La familiarité varie entre occident et japon


Une haie pour garder l'amitié verte
En français on dit : La familiarité engendre le mépris.
Goethe écrivait :
La familiarité, à la place du respect, est toujours ridicule. Un autre proverbe allemand dit :
Quatre bonnes mères donnent le jour à quatre mauvais enfants: La sécurité au danger, la richesse à l'orgueil, la familiarité au mépris, et la vérité à la haine.

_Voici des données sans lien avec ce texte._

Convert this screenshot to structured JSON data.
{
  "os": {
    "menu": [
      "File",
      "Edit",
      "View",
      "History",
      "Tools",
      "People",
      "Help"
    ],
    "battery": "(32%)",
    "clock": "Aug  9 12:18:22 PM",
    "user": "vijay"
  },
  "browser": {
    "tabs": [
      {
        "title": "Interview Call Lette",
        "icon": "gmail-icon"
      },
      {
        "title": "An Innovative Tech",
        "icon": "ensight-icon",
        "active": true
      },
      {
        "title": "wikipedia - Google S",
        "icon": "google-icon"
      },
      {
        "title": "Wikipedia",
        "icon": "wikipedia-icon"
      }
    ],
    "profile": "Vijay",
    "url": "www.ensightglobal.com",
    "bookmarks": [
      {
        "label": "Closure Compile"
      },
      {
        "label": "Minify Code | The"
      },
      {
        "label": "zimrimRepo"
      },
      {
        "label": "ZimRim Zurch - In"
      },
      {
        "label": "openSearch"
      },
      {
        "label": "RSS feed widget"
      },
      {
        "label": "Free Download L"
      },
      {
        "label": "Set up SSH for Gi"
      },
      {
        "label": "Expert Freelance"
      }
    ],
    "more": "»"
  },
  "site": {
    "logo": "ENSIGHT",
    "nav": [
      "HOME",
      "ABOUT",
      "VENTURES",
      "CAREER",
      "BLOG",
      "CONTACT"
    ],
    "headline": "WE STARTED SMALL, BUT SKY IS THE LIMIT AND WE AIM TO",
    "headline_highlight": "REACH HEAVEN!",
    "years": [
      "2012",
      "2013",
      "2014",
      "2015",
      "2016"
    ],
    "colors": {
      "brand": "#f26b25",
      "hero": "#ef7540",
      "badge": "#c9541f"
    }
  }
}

Au japon, le concept du " uchi " désigne l'intérieur, le foyer, le cercle privé. Le second le concept du " soto "   renvoie au milieu extérieur, à l'inconnu.
Il y a donc le Japon (familier et rassurant), et puis le reste du monde (lointain et méconnu, mi-attirant, mi-inquiétant).
La plupart des Japonais vivent dans des " cercles privés ". Quand ils sortent pour s'amuser, c'est toujours avec les mêmes personnes : collègues, camarades de classe, etc. Au Japon, on entretient avec soin les liens créés avec les autres. C'est pareil en amour : patience et persévérance sont les maîtres mots.
 Dans le cas de couples,  les liens ont tendance à être plus solides qu'en Occident. Les relations sérieuses résistent l'épreuve du temps, et le taux de divorce est beaucoup plus faible.  Revers de la médaille, il est beaucoup plus difficile de trouver un partenaire de vie au Japon !
Au sein de ces relations amicales ou amoureuses, la familiarité est maîtrisée, on ne partage pas tout, on ne montre pas tout. La familiarité devra être maîtrisée pour préserver la relation, même au sein du couple. Cette maîtrise de la familiarité est une donnée sociale non négociable. En occident, la couple et la relation amoureuse sont une exception où la familiarité fait partie de la proximité. Au japon, aucune exception sur ce point.     


  " Chez les Japonais, on a l'impression que le mariage est avant tout une sorte d' "association" entre deux personnes qui estiment raisonnable de fonder ensemble un foyer. Au bout de quelques années, les rapports entre mari et femme perdent leur caractère sentimental pour devenir au mieux des liens de bonne camaraderie, tournant souvent autour de l'éducation des enfants. "

Du livre L'Abécédaire du Japon de Takashi Moriyama.